Stocks Are Stronger As Scary Year Shuts Down
The S&P 500, TSX and MSCI Indices rose 1.3%, 1.0%, 1.0%, respectively, for the period ending 23-Dec-20. Throughout the year we have become accustomed to seeing technology move opposite to energy and financials. In December, these three categories were the sector leaders; tech (+7.8%), energy (+6.1%) and financials (+5.2%). The laggards were interest rate sensitive industries like utilities and real estate as longer-term rates continued to rise.
The move in energy stocks was driven by sustained strength in oil. WTI rose 3.4%, bringing its two-month leap to 27.9% from its low in early November. We are also witnessing similar albeit more muted moves across the commodity space, likely driven by uninterupted weakness in the US dollar. The DXY once again fell 2% during the period. However, a reversal in the greenback was gaining traction as Christmas day approached. After Congress announced a Covid relief bill that underwhelmed, the outgoing President Trump announced his intention to veto the bill unless the amount of support to citizens increased to $2,000 from the original $600.
The climb in the US 10-year yield carried on throughout the month, gaining 8.3bps to 0.925%. While it is still a full 1% below the rate from one year earlier, the sustained increase over the past five months is noteworthy. Upward momentum is a derivative of future growth expectations or inflationary forces, or a combination of the two. The US Core CPI inflation rate hit 1.6% in December. The Core rate excludes things like food and energy which are typically more volatile. Nevertheless, while energy is excluded, it is a core input for the majority of goods feeding the inflation rate. As such, as we enter 2021, the year-over-year comparisons for oil prices may become increasingly supportive of inflation. Further, strength in key inflation-linked commodities like copper suggest that inflation may exceed the market’s expectations. Copper prices reached a 7-year-high during the period. Gold prices are supportive of this inflation thesis. Nominal rates rose but real rates (nominal minus inflation breakeven rate) have resumed their downward trend. Gold’s correlation with real rates held true as it rose 4.6%. The real interest rate of -1.08% as of 22-Dec-20 is still a considerable distance from the -5.86% level reached in May 1980.

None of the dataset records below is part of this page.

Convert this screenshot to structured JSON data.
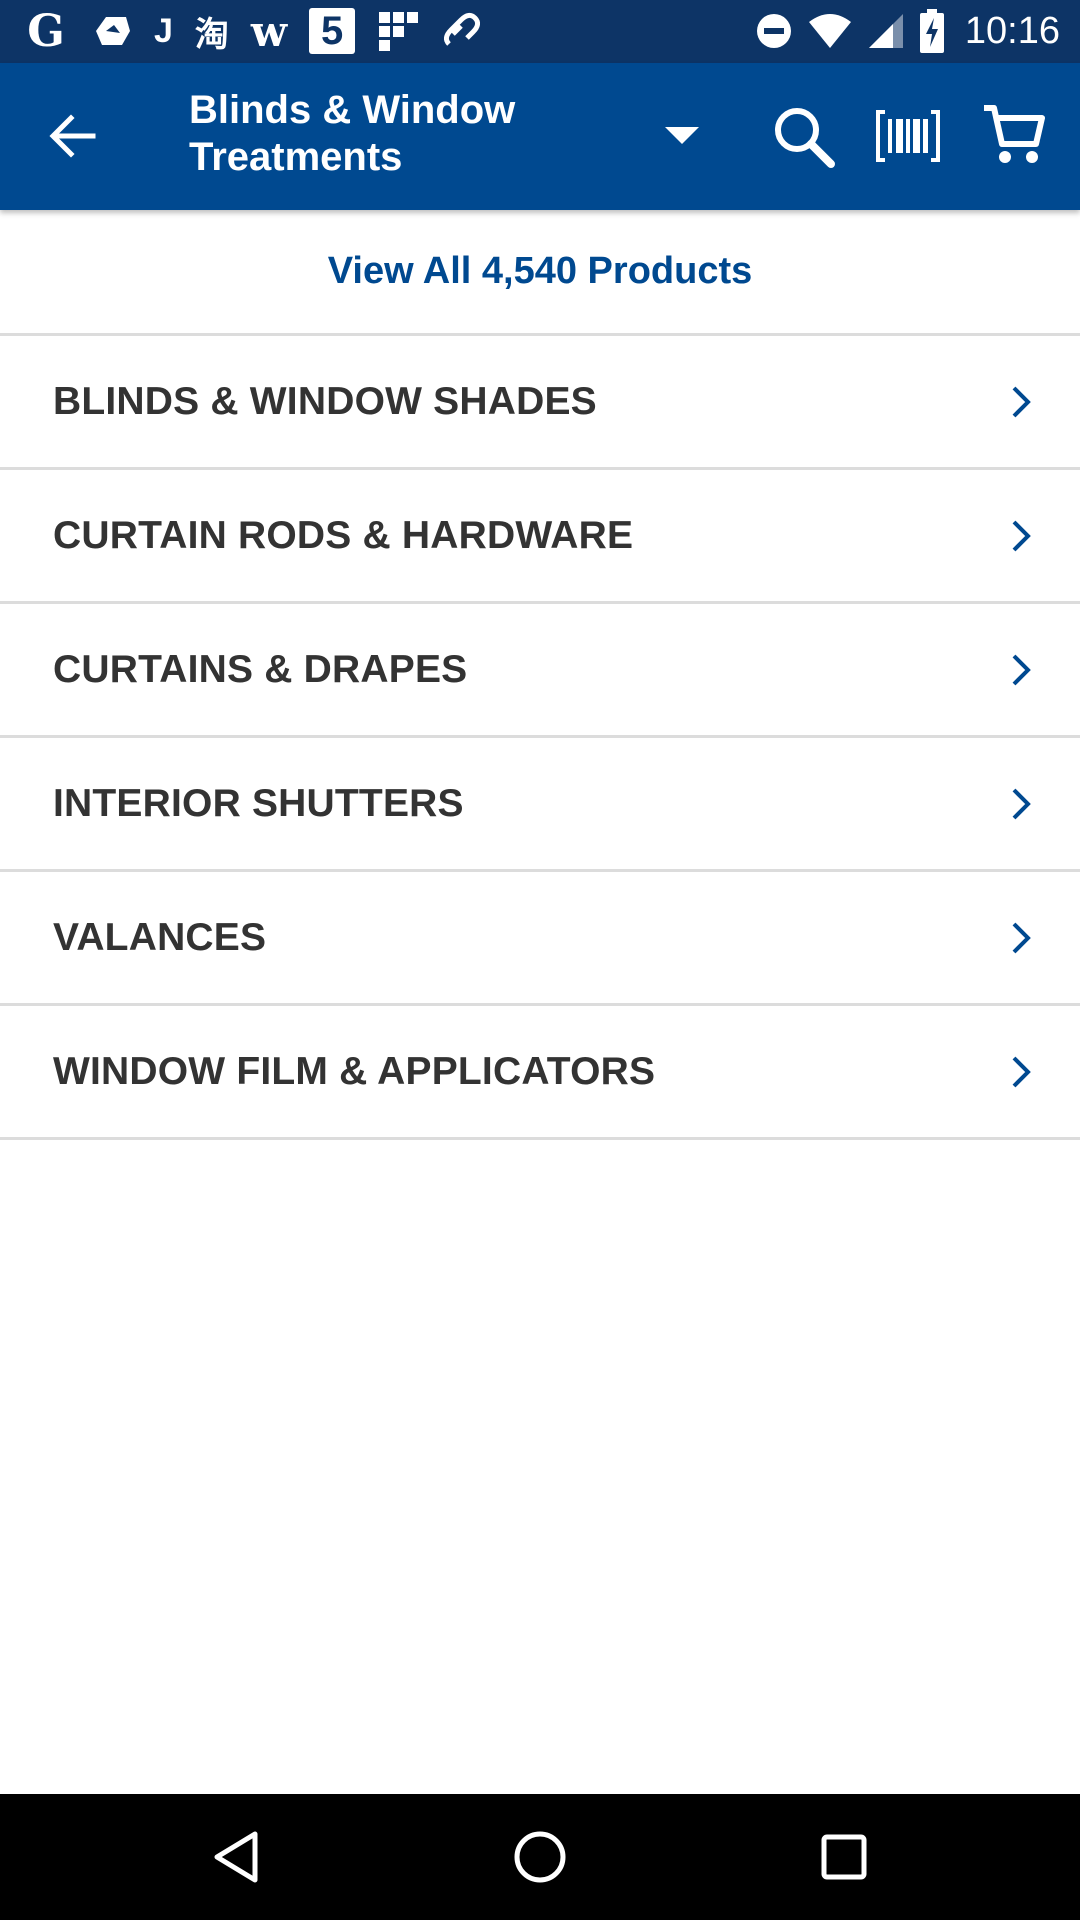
{
  "status_bar": {
    "time": "10:16",
    "left_icons": [
      "google-icon",
      "cloud-drive-icon",
      "j-app-icon",
      "taobao-icon",
      "w-app-icon",
      "five-app-icon",
      "grid-app-icon",
      "link-app-icon"
    ],
    "right_icons": [
      "do-not-disturb-icon",
      "wifi-icon",
      "cell-signal-icon",
      "battery-charging-icon"
    ],
    "g_letter": "G",
    "j_letter": "J",
    "taobao_char": "淘",
    "w_letter": "w",
    "five_number": "5"
  },
  "app_bar": {
    "title": "Blinds & Window Treatments",
    "back_icon": "arrow-left-icon",
    "dropdown_icon": "caret-down-icon",
    "search_icon": "search-icon",
    "barcode_icon": "barcode-icon",
    "cart_icon": "cart-icon",
    "background_color": "#004990"
  },
  "view_all": {
    "label": "View All 4,540 Products",
    "color": "#004990"
  },
  "categories": [
    {
      "label": "BLINDS & WINDOW SHADES"
    },
    {
      "label": "CURTAIN RODS & HARDWARE"
    },
    {
      "label": "CURTAINS & DRAPES"
    },
    {
      "label": "INTERIOR SHUTTERS"
    },
    {
      "label": "VALANCES"
    },
    {
      "label": "WINDOW FILM & APPLICATORS"
    }
  ],
  "nav_bar": {
    "buttons": [
      "back-triangle-icon",
      "home-circle-icon",
      "recents-square-icon"
    ]
  }
}
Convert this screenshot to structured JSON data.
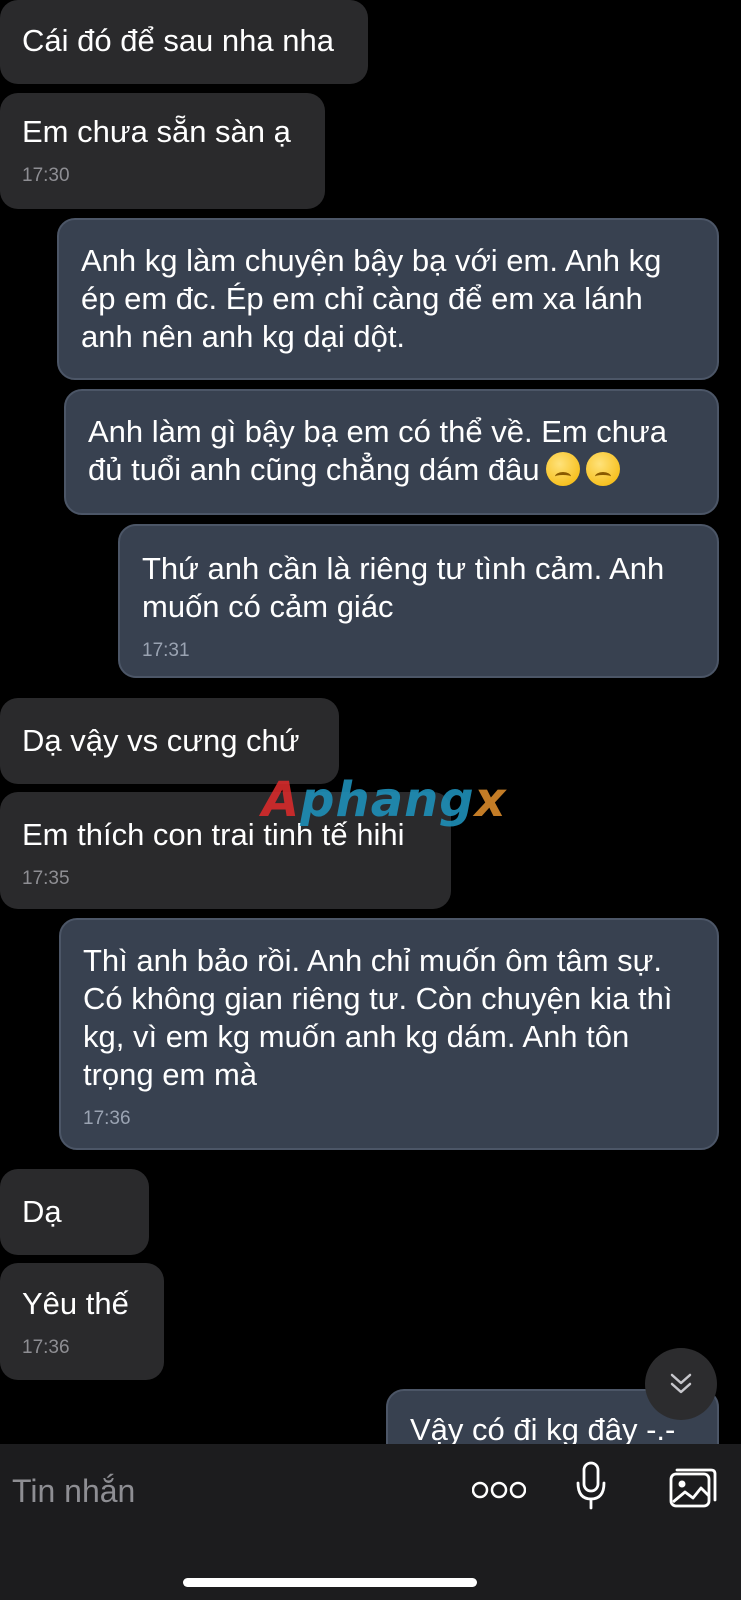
{
  "messages": [
    {
      "direction": "incoming",
      "text": "Cái đó để sau nha nha",
      "time": ""
    },
    {
      "direction": "incoming",
      "text": "Em chưa sẵn sàn ạ",
      "time": "17:30"
    },
    {
      "direction": "outgoing",
      "text": "Anh kg làm chuyện bậy bạ với em. Anh kg ép em đc. Ép em chỉ càng để em xa lánh anh nên anh kg dại dột.",
      "time": ""
    },
    {
      "direction": "outgoing",
      "text": "Anh làm gì bậy bạ em có thể về. Em chưa đủ tuổi anh cũng chẳng dám đâu",
      "time": ""
    },
    {
      "direction": "outgoing",
      "text": "Thứ anh cần là riêng tư tình cảm. Anh muốn có cảm giác",
      "time": "17:31"
    },
    {
      "direction": "incoming",
      "text": "Dạ vậy vs cưng chứ",
      "time": ""
    },
    {
      "direction": "incoming",
      "text": "Em thích con trai tinh tế hihi",
      "time": "17:35"
    },
    {
      "direction": "outgoing",
      "text": "Thì anh bảo rồi. Anh chỉ muốn ôm tâm sự. Có không gian riêng tư. Còn chuyện kia thì kg, vì em kg muốn anh kg dám. Anh tôn trọng em mà",
      "time": "17:36"
    },
    {
      "direction": "incoming",
      "text": "Dạ",
      "time": ""
    },
    {
      "direction": "incoming",
      "text": "Yêu thế",
      "time": "17:36"
    },
    {
      "direction": "outgoing",
      "text": "Vậy có đi kg đây -.-",
      "time": ""
    }
  ],
  "watermark": {
    "part1": "A",
    "part2": "phang",
    "part3": "x"
  },
  "composer": {
    "placeholder": "Tin nhắn"
  },
  "icons": {
    "scroll_down": "double-chevron-down-icon",
    "more": "more-dots-icon",
    "mic": "microphone-icon",
    "gallery": "image-gallery-icon",
    "emoji": [
      "anxious-face-emoji",
      "crying-face-emoji"
    ]
  },
  "colors": {
    "background": "#000000",
    "incoming_bubble": "#2a2a2c",
    "outgoing_bubble": "#384150",
    "timestamp": "#8e8e93"
  }
}
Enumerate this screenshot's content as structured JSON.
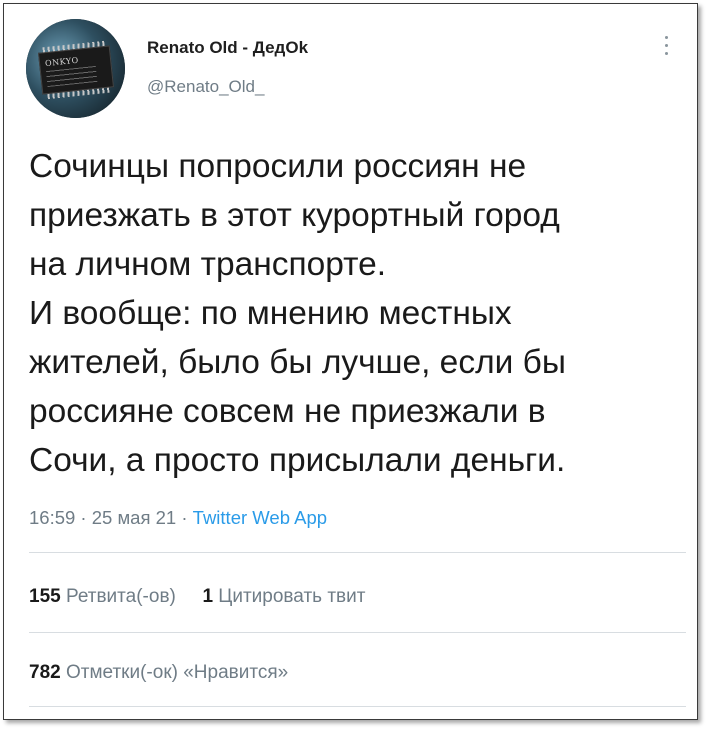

We are still alarmed by the eye-popping volume of IPO transactions in the back half of 2020. As the chart below shows, the 407 transactions completed to date in 2020, combined with 13 yet to come to close the year, will be the largest transaction year on-record since 1999, and 53% higher than the next highest year since the tech boom. The IPO stampede has been accompanied by the explosion of Special Purpose Acquisition Company (SPAC) – 246 new SPACs were created this year, compared to 59 in 2019, the next highest year. In a SPAC, a sponsor, typically an operator or investor well-known to the public, will raise funds in the form of cash with the intention to purchase a company to take them public at some later date. Some high-profile companies which have been taken public via this avenue have been OpenDoor, DraftKings, and Virgin Galactic.
Up until 2020 companies largely decided to remain private due to the inherent advantages in the private ecosystem, so the massive uptick raises many questions. As of 11-Dec-20, PWC reports that on aggregate IPOs have performed an average of 76% in 2020 vs. 13% for the S&P 500. Certainly, investor demand to chase returns has been strong. Further, debt markets have raised a combined $2.5 trillion in 2020, compared to an average of $1.9 trillion from 2016-2019. Included in that are high yield bonds which gathered more than $400 billion – setting a fresh record despite the global pandemic. There a collection of elements that spurred this activity, undoubtedly the trillions of dollars of liquidity injected into the market to help stem the pandemic is a factor.
Looking forward to 2021, the consensus believes the vaccine will provide a boost to economic activity and extend gains in capital markets. However, given the liquidity and stimulus that propped prices in 2020, we wonder if the current calendar year already borrowed much of the gains from 2021.